To run the application use the command:
$ ./jobExecutor –d <docfile> –w <numWorkers>

Command line arguments

  • -d : the input file name (docfile by default).
  • -w : the number of Worker processes that the application creates.

Application commands

When the application finishes creating the Worker processes, it will wait for the user's input. The user will be able to give the following commands:

  • /search q1 q2 q3 ... qN –d <deadline>:
    The user searches for lines from the files that contain one or more of the q1, q2, ... qN strings. The jobExecutor application sends the strings to all Workers and expects answers from all of them, before presenting anything to the user. Every Worker searches all the files it manages and finds all the lines that contain at least one of the strings. For each file it finds, returns the path of the file, the number of each line containing some qi and the contents of the line, to the jobExecutor. If the jobExecutor does not receive a response from all Workers within a period of seconds (deadline), it presents to the user only those answers received before the deadline, with a corresponding message (e.g. that only 3 of the 4 Workers answered).

  • /maxcount <keyword>:
    The user searches for the file that contains the keyword the most. JobExecutor sends the keyword to all Workers and asks them to return the file that contains the specific word, the most times. After collecting the maximum of all Workers, it prints an overall maximum to the user, i.e. the file that contains the specific word the most times.

  • /mincount <keyword>:
    Same as before but we are interested for the file that contains the specific word (among files that contain the word at least once), the minimum number of times. E.g the file that is being returned as a result should contain the word ≥ 1 times. If there is no file with this word a corresponding message is printed to the user.

  • /wc:
    The total number of characters (bytes), words and lines from all files, from all Workers are printed. JobExecutor ask all Workers about the corresponding partial statistics and then adds them up and print them to the user.

  • /exit:
    The jobExecutor notifies Workers to terminate. Before terminating, each Worker logs entries, in the log/Worker_XXX directory (where XXX is its process id), of the following format:

    Time of query arrival: Query type: string:
    pathname1: pathname2: pathname3: ...: pathnameN
    

    where pathname1 ... pathnameN are the file paths, where the string was found, in all files managed by the specific Worker. Furthermore, the Worker cleans up any data structure in use, informs the jobExecutor of the total number of strings found in its files, and terminates.

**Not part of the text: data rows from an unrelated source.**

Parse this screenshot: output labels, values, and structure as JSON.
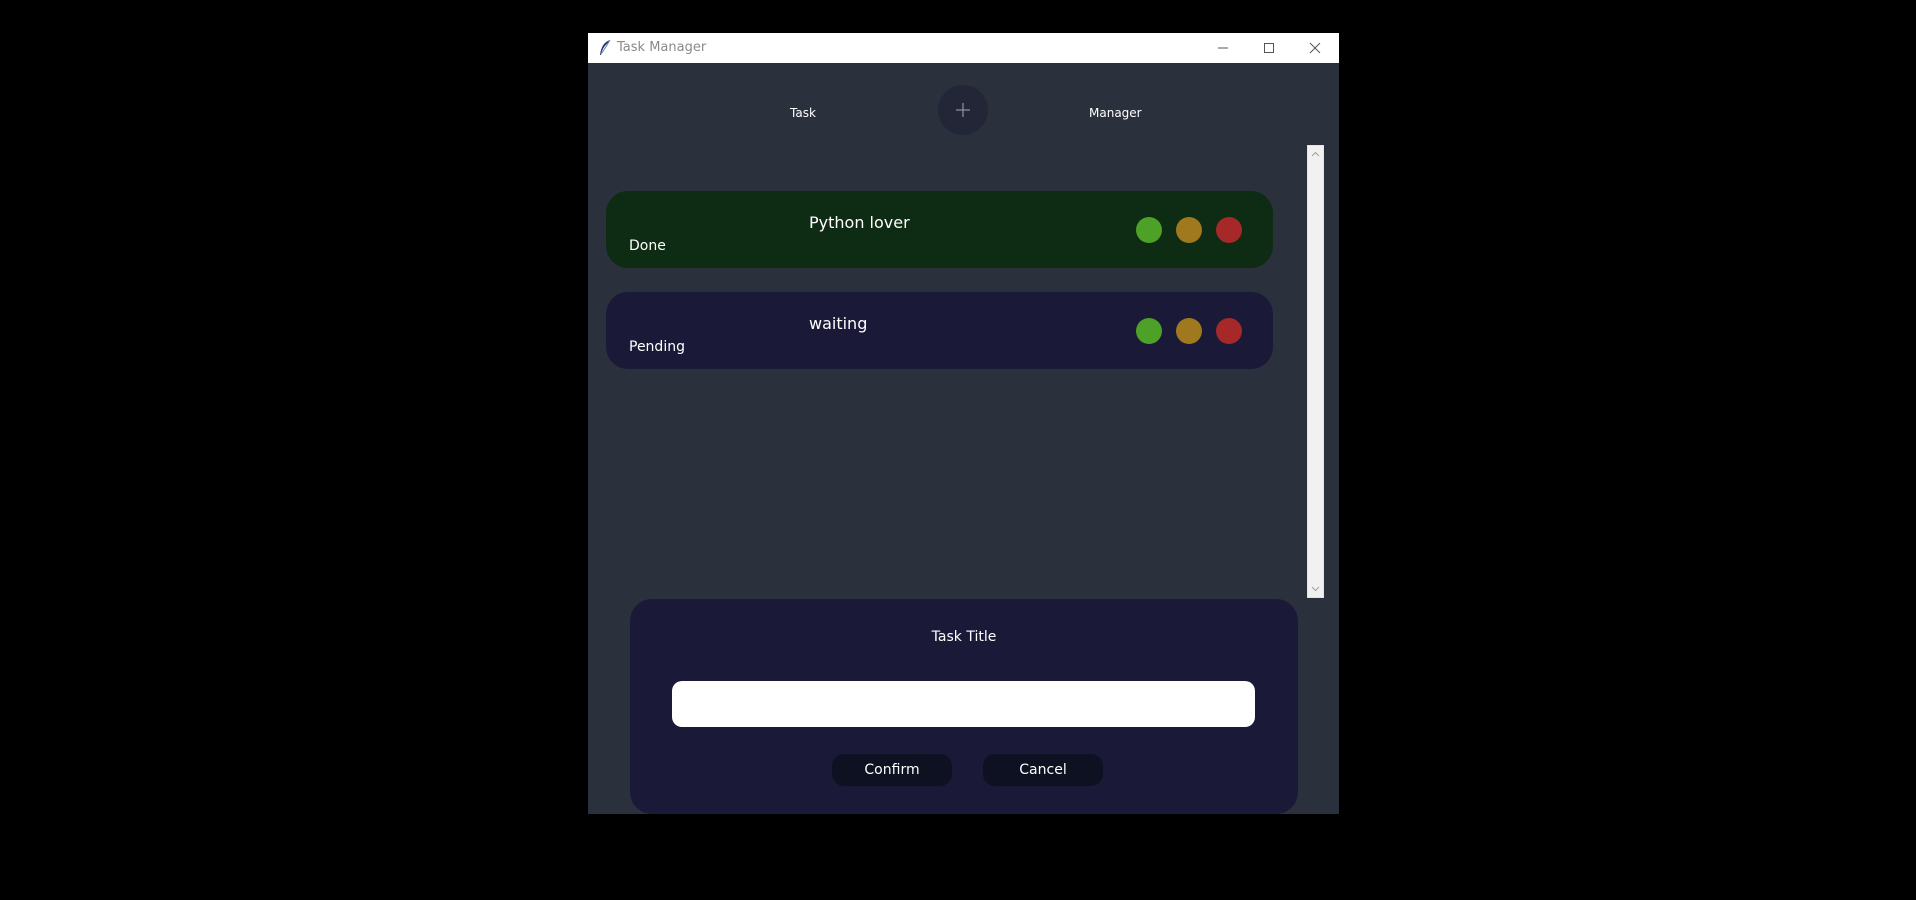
{
  "window": {
    "title": "Task Manager"
  },
  "header": {
    "left_label": "Task",
    "right_label": "Manager",
    "add_icon": "plus-icon"
  },
  "tasks": [
    {
      "title": "Python lover",
      "status": "Done",
      "card_color": "#0e2b13"
    },
    {
      "title": "waiting",
      "status": "Pending",
      "card_color": "#1b1938"
    }
  ],
  "status_colors": {
    "done": "#4da126",
    "pending": "#a0791f",
    "delete": "#a62828"
  },
  "dialog": {
    "title": "Task Title",
    "input_value": "",
    "confirm_label": "Confirm",
    "cancel_label": "Cancel"
  }
}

Three bash scripts (in the log folder), count_search.sh, get_maxcount_keyword.sh, get_mincount_keyword.sh, were also implemented. They read the log files created by the Workers (when terminating) and calculate the following statistics:

  • Total number of keywords searched: the number of search queries, that the Workers received in total.

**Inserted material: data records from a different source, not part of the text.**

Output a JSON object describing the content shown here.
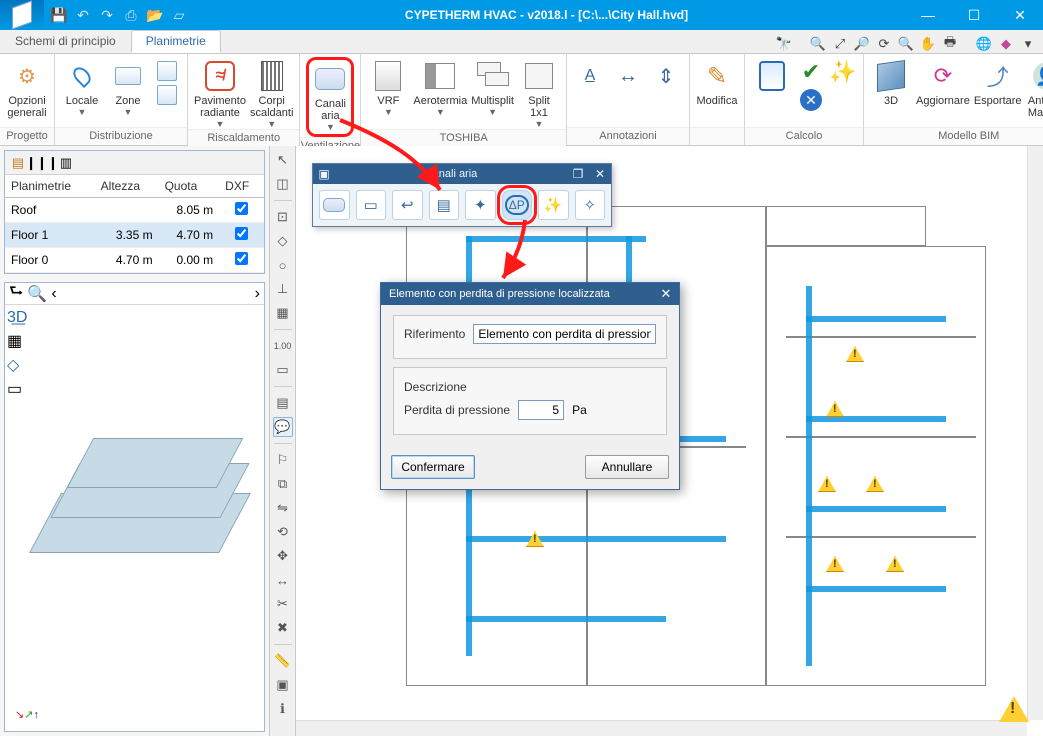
{
  "title": "CYPETHERM HVAC - v2018.l - [C:\\...\\City Hall.hvd]",
  "tabs": {
    "t0": "Schemi di principio",
    "t1": "Planimetrie"
  },
  "ribbon": {
    "progetto": {
      "cap": "Progetto",
      "opzioni": "Opzioni\ngenerali"
    },
    "distribuzione": {
      "cap": "Distribuzione",
      "locale": "Locale",
      "zone": "Zone"
    },
    "riscaldamento": {
      "cap": "Riscaldamento",
      "pav": "Pavimento\nradiante",
      "corpi": "Corpi\nscaldanti"
    },
    "ventilazione": {
      "cap": "Ventilazione",
      "canali": "Canali\naria"
    },
    "toshiba": {
      "cap": "TOSHIBA",
      "vrf": "VRF",
      "aero": "Aerotermia",
      "multi": "Multisplit",
      "split": "Split\n1x1"
    },
    "annotazioni": {
      "cap": "Annotazioni"
    },
    "modifica": {
      "cap": "",
      "lbl": "Modifica"
    },
    "calcolo": {
      "cap": "Calcolo"
    },
    "bim": {
      "cap": "Modello BIM",
      "c3d": "3D",
      "agg": "Aggiornare",
      "esp": "Esportare",
      "user": "Antonio\nMarotta"
    }
  },
  "plansTable": {
    "headers": {
      "h0": "Planimetrie",
      "h1": "Altezza",
      "h2": "Quota",
      "h3": "DXF"
    },
    "rows": [
      {
        "name": "Roof",
        "alt": "",
        "quota": "8.05 m",
        "dxf": true
      },
      {
        "name": "Floor 1",
        "alt": "3.35 m",
        "quota": "4.70 m",
        "dxf": true,
        "selected": true
      },
      {
        "name": "Floor 0",
        "alt": "4.70 m",
        "quota": "0.00 m",
        "dxf": true
      }
    ]
  },
  "floatbar": {
    "title": "Canali aria"
  },
  "dialog": {
    "title": "Elemento con perdita di pressione localizzata",
    "rif_label": "Riferimento",
    "rif_value": "Elemento con perdita di pressione",
    "desc_label": "Descrizione",
    "perdita_label": "Perdita di pressione",
    "perdita_value": "5",
    "perdita_unit": "Pa",
    "ok": "Confermare",
    "cancel": "Annullare"
  }
}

  • Keyword most frequently found: <keyword> [totalNumFilesFound: XXX]:
    the word (keyword), that was found the most times in all Workers files.

    Inside the brackets there is the number of files,that the keyword was found.

  • Keyword least frequently found: <keyword> [totalNumFilesFound: XXX]:
    the word (keyword), that was found the least times in all Workers files.

    Inside the brackets there is the number of files,that the keyword was found.